Check the http_ca.crt end date:

openssl x509 -in /etc/elasticsearch/certs/http_ca.crt -noout -enddate

You can also check certificates through the Elasticsearch API:

curl --cacert /etc/elasticsearch/certs/http_ca.crt \
  -u elastic:<elastic-password> \
  https://localhost:9200/_ssl/certificates?pretty

3. Back up the certs directory

cd /etc/elasticsearch/certs
BACKUP_DIR="/etc/elasticsearch/certs_backup_$(date +%F_%H%M%S)"
cp -a /etc/elasticsearch/certs "${BACKUP_DIR}"

4. Verify keytool access

In most cases Elasticsearch already includes its own JDK:

/usr/share/elasticsearch/jdk/bin/keytool -help >/dev/null

If keytool is not available:

apt-get update
apt-get install -y openjdk-17-jre-headless unzip

5. Extract the CA from http.p12

This step does not create the new HTTP certificate yet.
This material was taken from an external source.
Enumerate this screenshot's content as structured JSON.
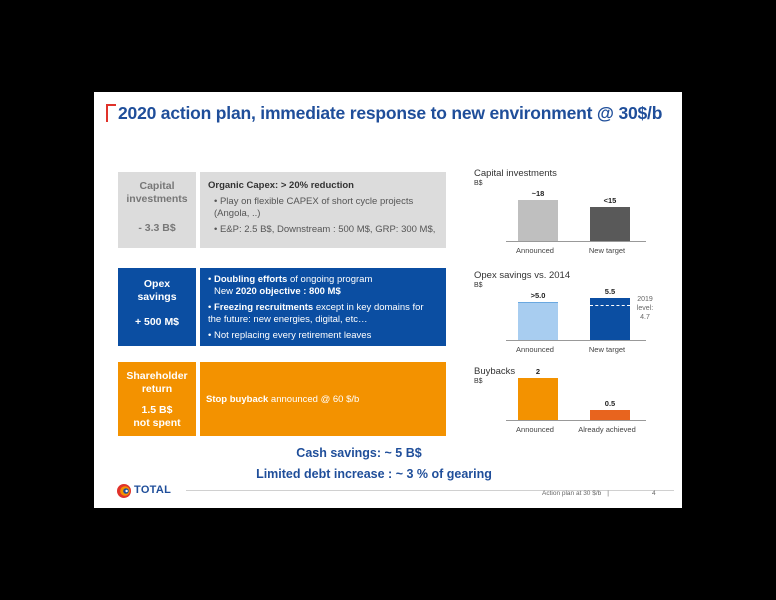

It first exports the http_ca alias from the current http.p12 into a separate .p12 file:

cd /etc/elasticsearch/certs
/usr/share/elasticsearch/jdk/bin/keytool -importkeystore \
  -srckeystore http.p12 \
  -destkeystore http_ca.p12 \
  -srcalias http_ca

When prompted:

• Source keystore password: password from step 1
• Destination keystore password: password from step 1

6. Generate a new HTTP certificate

cd /usr/share/elasticsearch
./bin/elasticsearch-certutil http

Use these answers:

• Generate a CSR? -> n
• Use an existing CA? -> y
• CA path -> /etc/elasticsearch/certs/http_ca.p12
• CA password -> password from step 1
• Validity period -> for example 5y
• Generate a certificate per node? -> n

Because this guide updates one node at a time, use n here.
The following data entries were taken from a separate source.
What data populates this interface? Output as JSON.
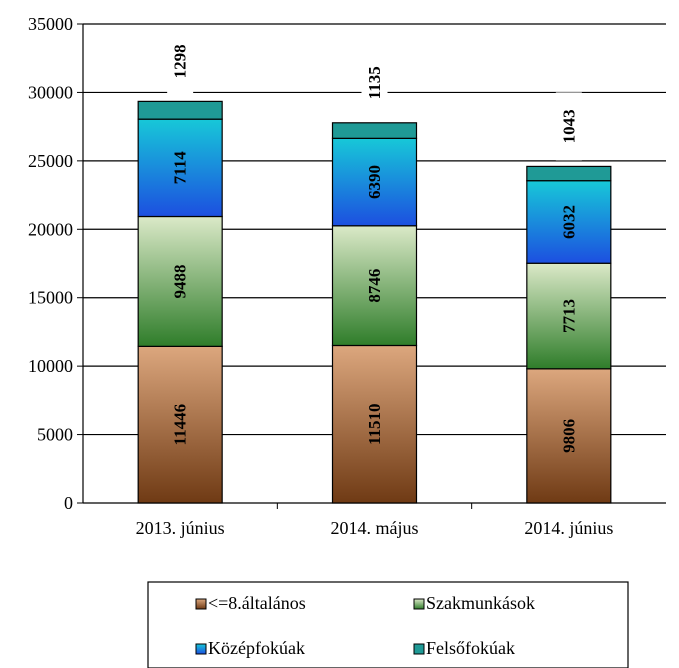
{
  "chart_data": {
    "type": "bar",
    "stacked": true,
    "categories": [
      "2013. június",
      "2014. május",
      "2014. június"
    ],
    "series": [
      {
        "name": "<=8.általános",
        "values": [
          11446,
          11510,
          9806
        ],
        "color_top": "#dca77e",
        "color_bottom": "#6f3a14"
      },
      {
        "name": "Szakmunkások",
        "values": [
          9488,
          8746,
          7713
        ],
        "color_top": "#dbe9c8",
        "color_bottom": "#2f7d2a"
      },
      {
        "name": "Középfokúak",
        "values": [
          7114,
          6390,
          6032
        ],
        "color_top": "#17c8d8",
        "color_bottom": "#1c4fe0"
      },
      {
        "name": "Felsőfokúak",
        "values": [
          1298,
          1135,
          1043
        ],
        "color_top": "#1f9a96",
        "color_bottom": "#1f9a96"
      }
    ],
    "ylim": [
      0,
      35000
    ],
    "yticks": [
      0,
      5000,
      10000,
      15000,
      20000,
      25000,
      30000,
      35000
    ],
    "grid": true,
    "legend_position": "bottom"
  }
}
For hostname / DNS values, enter:

• elasticsearch
• localhost
• <vm-hostname>

Then answer Y to Is this correct [Y/n].

For IP values, enter:

• <vm-private-ip>
• 127.0.0.1

Then answer:

• Do you wish to change any of these options? [y/N] -> N
• Private key / keystore password -> password from step 1

At the end, the command creates a .zip file.

7. Unzip the output file

mkdir -p /tmp/es-http-cert-update
unzip elasticsearch-ssl-http.zip -d /tmp/es-http-cert-update

The new file is usually here:

/tmp/es-http-cert-update/elasticsearch/http.p12

8. Replace the old http.p12

First confirm that the file exists:

ls -l /tmp/es-http-cert-update/elasticsearch/http.p12

Then copy it over the old file:

cp /tmp/es-http-cert-update/elasticsearch/http.p12 /etc/elasticsearch/certs/http.p12

Fix ownership and permissions:

chown elasticsearch:elasticsearch /etc/elasticsearch/certs/http.p12
chmod 750 /etc/elasticsearch/certs/http.p12

9. Restart Elasticsearch

systemctl restart elasticsearch

Optional status check:

systemctl status elasticsearch --no-pager

10. Verify service and cluster health

Check local HTTPS access:

curl --cacert /etc/elasticsearch/certs/http_ca.crt \
  -u elastic:<elastic-password> \
  https://localhost:9200/_cluster/health?pretty

Check the new certificate end date again:

openssl pkcs12 -in /etc/elasticsearch/certs/http.p12 -clcerts -nokeys | openssl x509 -noout -enddate

Short Operation Summary

Repeat this flow for each node:

1. Check certificate dates.
2. Back up the certs directory.
3. Create http_ca.p12.
4. Generate a new http.p12.
5. Replace the old file.
6. Restart Elasticsearch.
7. Verify with curl.
8. Move to the next node.

Things To Watch

• Do not use this method if http_ca.crt is expired.
• Do not restart multiple nodes at the same time.
• This procedure does not change transport.p12.
• The new file name must stay http.p12.
• If you change the password, you must also update the secure setting in the Elasticsearch keystore.